Disability claim – complainant a mine shift boss suffering from epilepsy – whether capable of engaging in an alternative occupation for which he was or could reasonably be expected to become qualified – settlement


1. The complainant was a shift boss working underground on a platinum mine. On 7 May 2007 he suffered convulsions at work, and his employment was terminated on grounds of incapacity at the end of May 2007. He was diagnosed with primary generalised epilepsy, and despite treatment continued to suffer from seizures approximately twice a month. His neurologist stated that he could not continue to work underground or in any situation involving machinery, as a loss of consciousness would endanger his life or the lives of his colleagues. He was also not permitted to drive.

2. The group disability scheme policy which covered the complainant (for a lump sum benefit of three times annual salary) defined disability as:

“a condition in which, in the opinion of [the insurer], the eligible member has been so disabled by injury or disease as to be continuously, permanently and totally incapable of engaging for remuneration or profit in his own occupation or in another occupation for which he is or could reasonably be expected to become qualified by virtue of his knowledge, training, education, ability and experience.”

3. The insurer agreed that the complainant was permanently and totally incapable of engaging in his own occupation. The dispute revolved around whether he could engage in an alternative occupation for which he was or could reasonably be expected to become qualified.

4. The complainant had several mining qualifications and had worked on the mines all his working life from 1995 to 2007, save for the year 2004 when he was the co-owner of a motorcycle business. The insurer was of the view that he could work in a motorcycle business again, but the complainant maintained that he had not developed the necessary business skills and, as he could no longer drive, the sales and delivery type work he had done during his year in the business would be precluded.

5. After the complaint was lodged the insurer decided to send the complainant for an occupational therapist assessment. The report was not that helpful. The occupational therapist found that the complainant had functional capacity to work a full day and that he could work as a storekeeper/sales attendant in a motorcycle dealership; he could not recommend any other specific alternative occupations as his “evaluation [did] not include interest and aptitude testing”. The complainant’s attorney objected, stating that the complainant’s skills were far too industry and post specific to transfer to another occupation, that it was highly unlikely that the level of income attached to his post as a shift supervisor could be equalled in an occupation such as a sales attendant, and that his loss of employment had caused him financial difficulties which would make it impossible for him to obtain support/training.

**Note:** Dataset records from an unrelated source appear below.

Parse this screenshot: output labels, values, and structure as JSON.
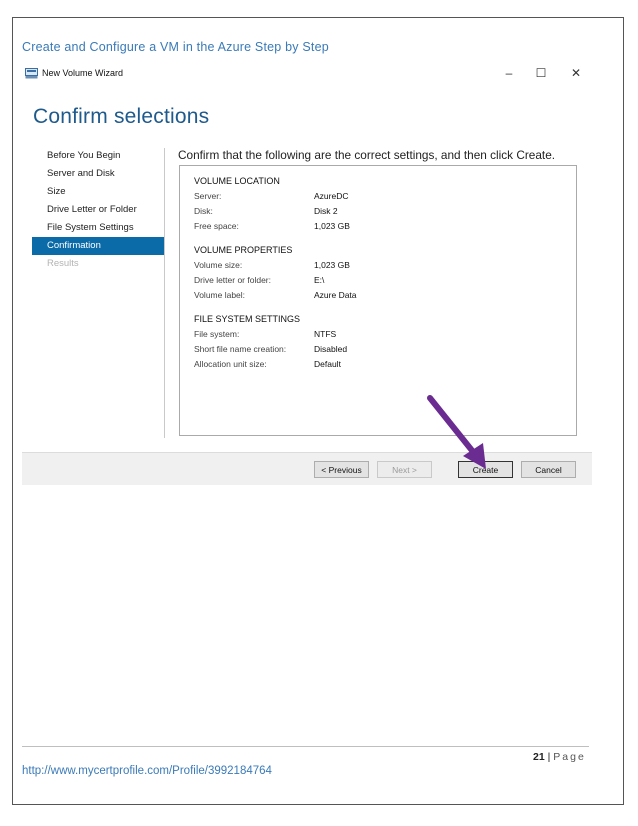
{
  "doc": {
    "header": "Create and Configure a VM in the Azure Step by Step",
    "page_number": "21",
    "page_separator": "|",
    "page_word": "Page",
    "footer_url": "http://www.mycertprofile.com/Profile/3992184764"
  },
  "window": {
    "title": "New Volume Wizard",
    "icon": "volume-wizard-icon",
    "controls": {
      "minimize": "–",
      "maximize": "☐",
      "close": "✕"
    }
  },
  "wizard": {
    "heading": "Confirm selections",
    "nav": [
      {
        "label": "Before You Begin",
        "state": "normal"
      },
      {
        "label": "Server and Disk",
        "state": "normal"
      },
      {
        "label": "Size",
        "state": "normal"
      },
      {
        "label": "Drive Letter or Folder",
        "state": "normal"
      },
      {
        "label": "File System Settings",
        "state": "normal"
      },
      {
        "label": "Confirmation",
        "state": "active"
      },
      {
        "label": "Results",
        "state": "disabled"
      }
    ],
    "instruction": "Confirm that the following are the correct settings, and then click Create.",
    "sections": [
      {
        "title": "VOLUME LOCATION",
        "rows": [
          {
            "label": "Server:",
            "value": "AzureDC"
          },
          {
            "label": "Disk:",
            "value": "Disk 2"
          },
          {
            "label": "Free space:",
            "value": "1,023 GB"
          }
        ]
      },
      {
        "title": "VOLUME PROPERTIES",
        "rows": [
          {
            "label": "Volume size:",
            "value": "1,023 GB"
          },
          {
            "label": "Drive letter or folder:",
            "value": "E:\\"
          },
          {
            "label": "Volume label:",
            "value": "Azure Data"
          }
        ]
      },
      {
        "title": "FILE SYSTEM SETTINGS",
        "rows": [
          {
            "label": "File system:",
            "value": "NTFS"
          },
          {
            "label": "Short file name creation:",
            "value": "Disabled"
          },
          {
            "label": "Allocation unit size:",
            "value": "Default"
          }
        ]
      }
    ],
    "buttons": {
      "previous": "< Previous",
      "next": "Next >",
      "create": "Create",
      "cancel": "Cancel"
    }
  },
  "colors": {
    "accent": "#0b6aa8",
    "heading": "#1e5a8c",
    "doc_link": "#3a7ab8",
    "arrow": "#6a2c91"
  }
}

6. The insurer then arranged an evaluation by an industrial psychologist, whose report indicated that the complainant had the aptitude, motivation, interest and some skills that would enable him, with the necessary support and retraining, to follow a different career path, such as running a motorcycle shop or working in internal sales and marketing positions or administrative positions in a technical field such as mining which he knew well. He badly wanted to work, and had the ability to learn new skills. However a number of factors were identified which would make it difficult for him to enter the labour market: no qualification in sales/marketing, administration or small business management; an inability to drive to clients which would reduce his opportunities in sales; employment equity; and lack of capital to start a motorcycle shop.

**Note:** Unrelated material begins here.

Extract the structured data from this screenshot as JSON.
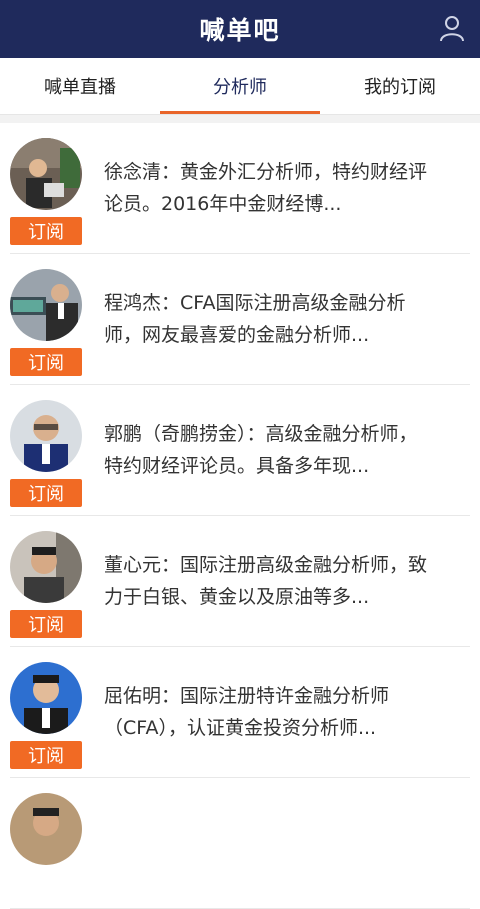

7. The insurer took the view that, with support and retraining, the complainant would be able to work in one of the alternative occupations suggested. The complainant’s representative argued that his dire financial position did not make retraining a viable option for him.


8. Our office expressed the view to the insurer that an ex gratia settlement offer could be appropriate in this case. While there were many positive factors, as pointed out by the industrial psychologist, such as the complainant’s drive, motivation, aptitude, knowledge and experience, which would suggest that it was reasonable to expect him to become requalified, there were also negative factors suggesting that it was not reasonable. Having lost his job through no fault of his own he did not have sufficient financial resources to equip himself with the qualifications required to change his career path. A further factor was the time that would have to be expended on retraining, and the further time needed to build up sufficient experience if he were to earn a salary at the same level as in his previous job. The fact that he could not drive also limited his occupation options.


9. The insurer eventually offered to pay the complainant an ex gratia amount of R50 000 to assist him with the costs of retraining and reskilling. This amount was in line with the amount payable in schemes which had a rehabilitation benefit (the complainant’s scheme did not). The complainant accepted the offer.